Cenários de Diagnóstico

Cenário 1 — Causa Raiz

Uma equipe de operações recebe alertas de que requisições enviadas pelo Azure Front Door Premium para uma origem protegida via Private Link estão retornando 502 Bad Gateway de forma intermitente. O ambiente está em produção há três semanas sem alterações de configuração relatadas.

O engenheiro responsável coleta as seguintes informações durante a investigação:

[Front Door Health Probe Log]
Timestamp : 2024-11-14T18:32:11Z
Origin FQDN : app-backend-prod.azurewebsites.net
Probe Status : Timeout
HTTP Status : N/A
Latency (ms) : N/A
Private Link : Enabled
Connection State: Approved

[App Service Access Log - last 10 min]
Requests received : 0
Errors logged : 0
CPU usage (avg) : 12%
Memory usage : 34%

Informações adicionais coletadas:

  • O Private Endpoint criado pelo Front Door aparece com status Aprovado no portal.
  • O App Service está com acesso público habilitado.
  • O plano do App Service é o P2v3, com capacidade disponível.
  • O WAF no Front Door está em modo Detecção, sem bloqueios ativos.
  • O health probe do Front Door está configurado para a rota /healthz via HTTPS na porta 443.
  • O arquivo de resposta em /healthz foi removido do repositório na última implantação feita há quatro dias.

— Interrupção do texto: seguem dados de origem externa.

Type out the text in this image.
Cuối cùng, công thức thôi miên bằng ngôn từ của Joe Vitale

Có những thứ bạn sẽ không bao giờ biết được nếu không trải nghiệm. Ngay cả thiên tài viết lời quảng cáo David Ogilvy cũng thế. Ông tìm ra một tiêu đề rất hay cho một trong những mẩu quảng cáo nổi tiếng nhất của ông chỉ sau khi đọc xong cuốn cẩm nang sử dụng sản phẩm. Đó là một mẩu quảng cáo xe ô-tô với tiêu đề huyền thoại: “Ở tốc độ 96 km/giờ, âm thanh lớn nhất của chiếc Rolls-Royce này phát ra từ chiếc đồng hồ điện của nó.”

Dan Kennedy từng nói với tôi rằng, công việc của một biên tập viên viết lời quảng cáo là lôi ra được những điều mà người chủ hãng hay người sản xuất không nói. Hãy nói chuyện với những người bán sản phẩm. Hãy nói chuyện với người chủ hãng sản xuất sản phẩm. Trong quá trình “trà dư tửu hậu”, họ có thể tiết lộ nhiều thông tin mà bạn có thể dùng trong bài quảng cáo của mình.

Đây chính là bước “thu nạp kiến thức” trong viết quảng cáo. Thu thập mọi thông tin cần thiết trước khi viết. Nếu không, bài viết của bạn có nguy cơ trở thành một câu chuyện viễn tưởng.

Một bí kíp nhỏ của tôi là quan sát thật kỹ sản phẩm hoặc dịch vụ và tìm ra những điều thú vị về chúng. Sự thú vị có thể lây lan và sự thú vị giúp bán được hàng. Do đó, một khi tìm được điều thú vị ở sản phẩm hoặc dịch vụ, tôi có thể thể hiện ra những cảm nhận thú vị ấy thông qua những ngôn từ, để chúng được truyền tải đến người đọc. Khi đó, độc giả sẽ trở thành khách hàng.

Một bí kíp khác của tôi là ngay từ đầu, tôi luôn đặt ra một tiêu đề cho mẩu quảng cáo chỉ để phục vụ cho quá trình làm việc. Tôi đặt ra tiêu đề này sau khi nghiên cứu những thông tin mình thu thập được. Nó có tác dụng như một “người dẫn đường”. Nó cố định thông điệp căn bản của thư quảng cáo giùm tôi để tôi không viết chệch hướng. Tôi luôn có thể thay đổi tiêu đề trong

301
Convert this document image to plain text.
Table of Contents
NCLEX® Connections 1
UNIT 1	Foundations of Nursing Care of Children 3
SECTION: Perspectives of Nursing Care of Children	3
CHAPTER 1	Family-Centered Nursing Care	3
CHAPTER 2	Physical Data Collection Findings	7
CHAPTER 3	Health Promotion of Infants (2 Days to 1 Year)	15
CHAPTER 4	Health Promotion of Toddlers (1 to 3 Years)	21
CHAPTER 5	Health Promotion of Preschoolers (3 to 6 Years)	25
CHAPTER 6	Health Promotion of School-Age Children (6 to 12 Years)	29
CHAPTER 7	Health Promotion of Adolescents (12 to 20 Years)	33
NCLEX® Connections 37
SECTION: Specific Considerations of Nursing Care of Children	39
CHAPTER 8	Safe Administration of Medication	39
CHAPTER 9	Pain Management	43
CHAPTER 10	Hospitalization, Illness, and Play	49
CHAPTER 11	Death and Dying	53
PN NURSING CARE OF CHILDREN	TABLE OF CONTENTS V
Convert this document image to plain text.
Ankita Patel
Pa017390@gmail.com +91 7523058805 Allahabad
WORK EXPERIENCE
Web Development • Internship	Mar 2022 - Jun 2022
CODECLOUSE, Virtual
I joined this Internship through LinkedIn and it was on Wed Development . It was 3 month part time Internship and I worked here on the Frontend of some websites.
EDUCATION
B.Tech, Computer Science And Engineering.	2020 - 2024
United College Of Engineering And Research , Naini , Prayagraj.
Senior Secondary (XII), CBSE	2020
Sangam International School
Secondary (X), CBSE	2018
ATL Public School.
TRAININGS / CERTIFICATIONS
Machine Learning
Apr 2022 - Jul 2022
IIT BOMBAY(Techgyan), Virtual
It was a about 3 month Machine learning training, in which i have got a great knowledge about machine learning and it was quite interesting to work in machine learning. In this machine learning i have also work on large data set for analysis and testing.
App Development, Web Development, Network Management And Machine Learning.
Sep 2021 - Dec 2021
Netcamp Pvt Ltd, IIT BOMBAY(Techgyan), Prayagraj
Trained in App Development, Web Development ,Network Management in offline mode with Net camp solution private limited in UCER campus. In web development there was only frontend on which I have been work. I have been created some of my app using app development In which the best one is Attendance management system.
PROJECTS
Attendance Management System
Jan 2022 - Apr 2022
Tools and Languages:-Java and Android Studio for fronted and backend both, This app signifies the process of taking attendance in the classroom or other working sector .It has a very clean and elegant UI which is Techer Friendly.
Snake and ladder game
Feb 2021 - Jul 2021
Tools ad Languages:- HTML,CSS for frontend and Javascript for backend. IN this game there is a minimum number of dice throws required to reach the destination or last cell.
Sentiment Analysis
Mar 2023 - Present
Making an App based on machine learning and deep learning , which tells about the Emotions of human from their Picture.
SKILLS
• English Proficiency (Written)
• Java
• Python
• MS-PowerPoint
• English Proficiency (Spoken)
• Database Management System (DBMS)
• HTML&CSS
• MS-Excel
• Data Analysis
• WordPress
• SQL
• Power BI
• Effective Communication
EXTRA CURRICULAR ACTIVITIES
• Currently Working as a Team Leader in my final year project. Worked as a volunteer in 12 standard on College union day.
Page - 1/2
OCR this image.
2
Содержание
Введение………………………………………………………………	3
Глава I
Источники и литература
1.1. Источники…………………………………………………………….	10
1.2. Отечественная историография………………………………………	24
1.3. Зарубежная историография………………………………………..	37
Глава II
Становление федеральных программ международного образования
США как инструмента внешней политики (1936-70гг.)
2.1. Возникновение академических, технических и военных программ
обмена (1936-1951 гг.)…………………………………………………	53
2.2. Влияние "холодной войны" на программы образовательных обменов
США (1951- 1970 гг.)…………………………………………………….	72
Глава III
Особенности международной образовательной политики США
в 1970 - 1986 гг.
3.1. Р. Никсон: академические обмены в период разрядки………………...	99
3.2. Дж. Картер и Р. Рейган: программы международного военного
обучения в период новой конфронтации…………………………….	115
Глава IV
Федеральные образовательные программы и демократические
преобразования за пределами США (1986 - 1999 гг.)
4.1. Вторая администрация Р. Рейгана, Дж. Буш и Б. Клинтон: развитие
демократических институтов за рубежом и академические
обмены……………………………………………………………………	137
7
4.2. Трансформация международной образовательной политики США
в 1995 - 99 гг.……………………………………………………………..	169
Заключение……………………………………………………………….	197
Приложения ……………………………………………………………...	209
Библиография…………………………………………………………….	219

Qual é a causa raiz do comportamento observado?

A. O WAF em modo Detecção está interferindo nas respostas do health probe e gerando timeouts falsos.

B. O App Service não está recebendo as requisições porque o acesso público foi desabilitado automaticamente após a aprovação do Private Link.

C. O endpoint /healthz não existe mais na aplicação, fazendo com que o health probe falhe e o Front Door marque a origem como degradada.

D. O Private Endpoint perdeu o estado de aprovação silenciosamente após 72 horas sem tráfego, exigindo reaprovação.


Cenário 2 — Decisão de Ação

A equipe de plataforma identificou que uma origem configurada no Azure Front Door Premium com Private Link está sendo acessada diretamente pela internet, sem passar pelo Front Door. Após investigação, confirmou-se que:

  • A origem é um Azure App Service com o endpoint público ainda habilitado.
  • O Private Link está ativo e aprovado.
  • O Front Door está operando normalmente e entregando tráfego via canal privado.
  • A janela de manutenção permitida é de sábado, das 02h às 04h (horário de Brasília).
  • São quinta-feira, 16h, e o time de segurança exige resolução imediata por conta de uma auditoria em andamento.

A equipe tem permissão para fazer alterações no App Service mas não pode modificar as configurações do perfil do Front Door neste momento.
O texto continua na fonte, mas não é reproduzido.